第131章 筹博弈哪吒入局
作者:随处通达   文金悟玄录最新章节     
    九阴魔尊没有对许飞贾动手,而是落在在敖午、敖思禹和涂山凌面前。
    随着许飞贾的惊呼声,众仙的目光不约而同,盯在魔尊身上。
    那魔尊只有轮廓,没有五官,其实就是一团黑黑的浓烟。如果不是许飞贾认定黑烟是魔尊,估计没有人识得这团烟雾究竟是什么东西。
    增长天王没有见过九阴魔尊,也不知道九阴魔尊在西天门戏耍稀有和李靖的事情。他听许飞贾指定黑烟是魔尊,就起了捉住魔尊,立盖世奇功的念头。
    他暗暗祭起宝剑,念动咒语,一道寒光射向黑烟的正中心。
    宝剑就要射中黑烟时,突然转向,激射回去,速度奇快。幸亏增长天王全神贯注地盯着九阴魔尊,突然寒光晃眼,他下意识地一低头,宝剑不偏不倚地将他的头盔穿为两段,头发绽开、披洒下来,遮住了眼睛。

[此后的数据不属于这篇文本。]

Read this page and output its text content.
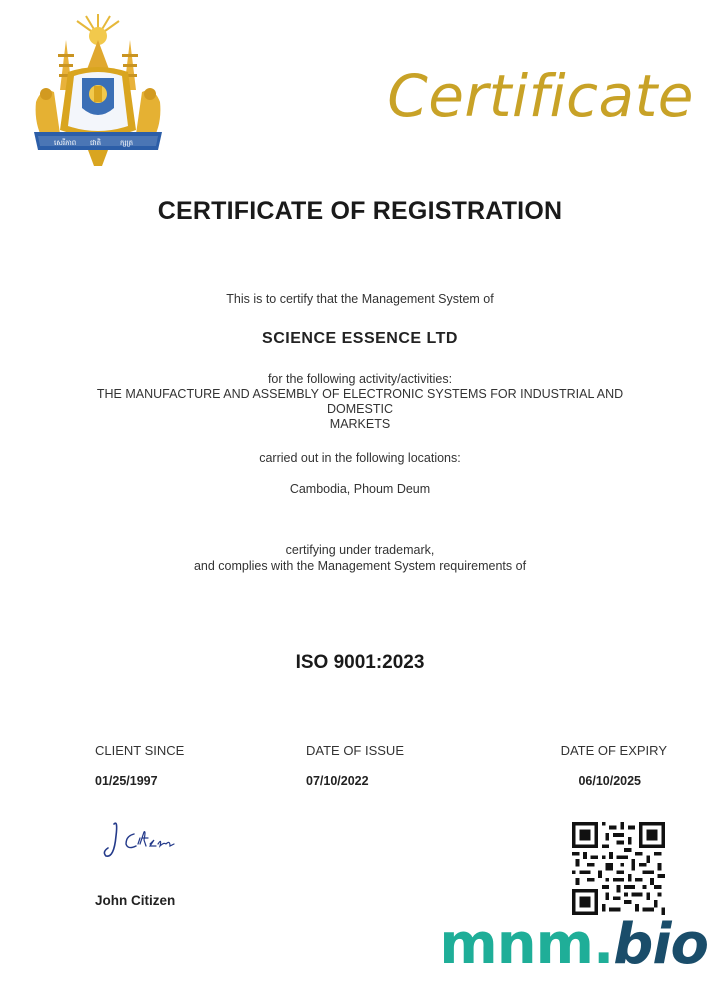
សេរីភាព ជាតិ	ក្សត្រ
Certificate
CERTIFICATE OF REGISTRATION
This is to certify that the Management System of
SCIENCE ESSENCE LTD
for the following activity/activities:
THE MANUFACTURE AND ASSEMBLY OF ELECTRONIC SYSTEMS FOR INDUSTRIAL AND
DOMESTIC
MARKETS
carried out in the following locations:
Cambodia, Phoum Deum
certifying under trademark,
and complies with the Management System requirements of
ISO 9001:2023
CLIENT SINCE	DATE OF ISSUE	DATE OF EXPIRY
01/25/1997	07/10/2022	06/10/2025
John Citizen
mnm.bio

    增长天王死里逃生,他惊魂未定,耳听到下属齐声惊呼,暗叫不好,急忙伸手拢头发,想看个明白。可是他还没来得及拢住头发,就觉着脖子一紧,被九阴魔尊隔空捉了过去。
    雄壮如犍牛般的增长天王在九阴魔尊手里就像一只待宰的水鸭,脖子拉得老长,身体软软垂下。

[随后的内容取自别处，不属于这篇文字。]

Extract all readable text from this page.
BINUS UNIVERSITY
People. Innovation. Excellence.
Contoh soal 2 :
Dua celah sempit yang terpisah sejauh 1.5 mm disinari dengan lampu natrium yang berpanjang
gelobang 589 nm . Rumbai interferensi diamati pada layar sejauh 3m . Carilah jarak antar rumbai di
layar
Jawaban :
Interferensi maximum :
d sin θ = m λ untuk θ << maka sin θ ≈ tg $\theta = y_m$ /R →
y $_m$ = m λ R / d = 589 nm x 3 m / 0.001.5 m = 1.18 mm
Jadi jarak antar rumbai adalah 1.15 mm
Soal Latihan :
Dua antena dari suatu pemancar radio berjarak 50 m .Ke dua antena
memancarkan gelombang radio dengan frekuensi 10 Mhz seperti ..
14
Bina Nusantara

    九阴魔尊擒住增长天王,顺手捏了人迎、天鼎和天柱三处穴道,噗的一丢,摔在涂山凌面前。增长天王就像一坨重重地沙包,砸在天街上,激起好些云屑。
    魔尊声音粗哑地说:“小狐妖,给你一张盾牌用用。”涂山凌大喜,提起增长天王,拉了敖思禹和敖午就躲在增长天王身后。

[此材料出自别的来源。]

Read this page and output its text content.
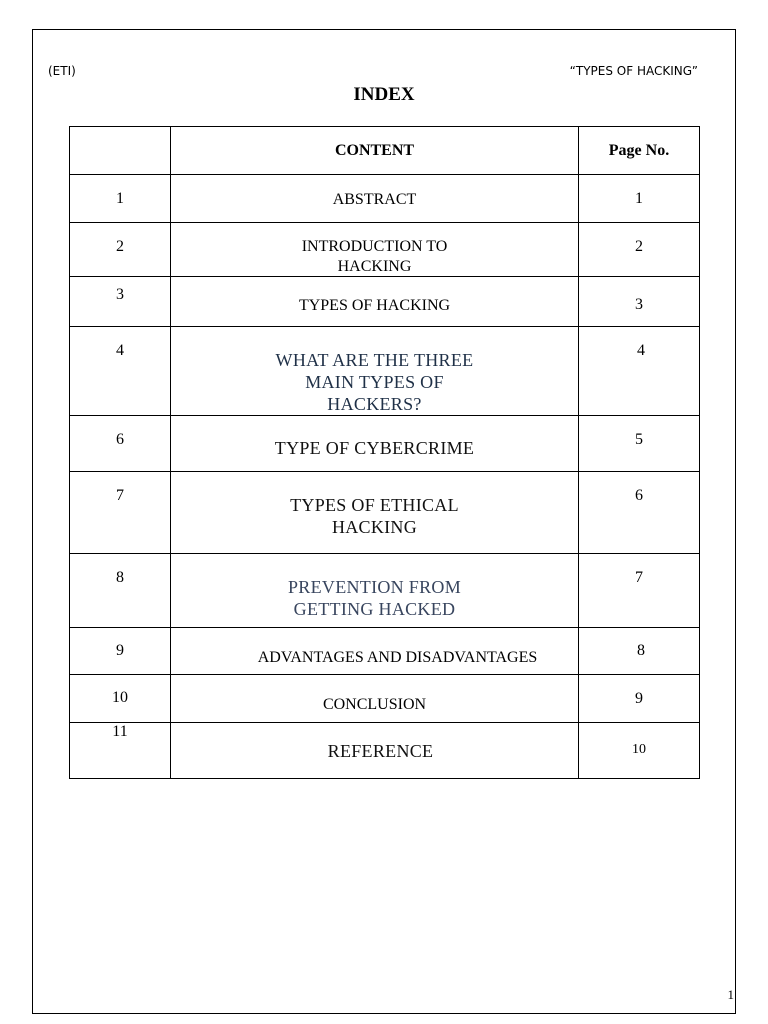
(ETI)	“TYPES OF HACKING”
INDEX

	CONTENT	Page No.

1	ABSTRACT	1

2	INTRODUCTION TO
HACKING	2

3	TYPES OF HACKING	3

4	WHAT ARE THE THREE
MAIN TYPES OF
HACKERS?	4

6	TYPE OF CYBERCRIME	5

7	TYPES OF ETHICAL
HACKING	6

8	PREVENTION FROM
GETTING HACKED	7

9	ADVANTAGES AND DISADVANTAGES	8

10	CONCLUSION	9

11	REFERENCE	10
1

    魔逐风见增长天王被擒,怒吼一声,举起大棍就冲过来救人。
    属下奋不顾身,令增长天王深受感动,他叫道:“逐风,你不要过来,你不是对手,守护城门要紧。立即关闭城门,好瓮中捉鳖。”
    涂山凌狠狠地踢了增长天王一脚,骂道:“你才是鳖,你个臭王八!”想要踢第二脚,却被敖午拦住。
    敖午小声说道:“凌妹,不可无礼。我父王与持国天王交情匪浅,不可如此对待持国天王的兄弟。”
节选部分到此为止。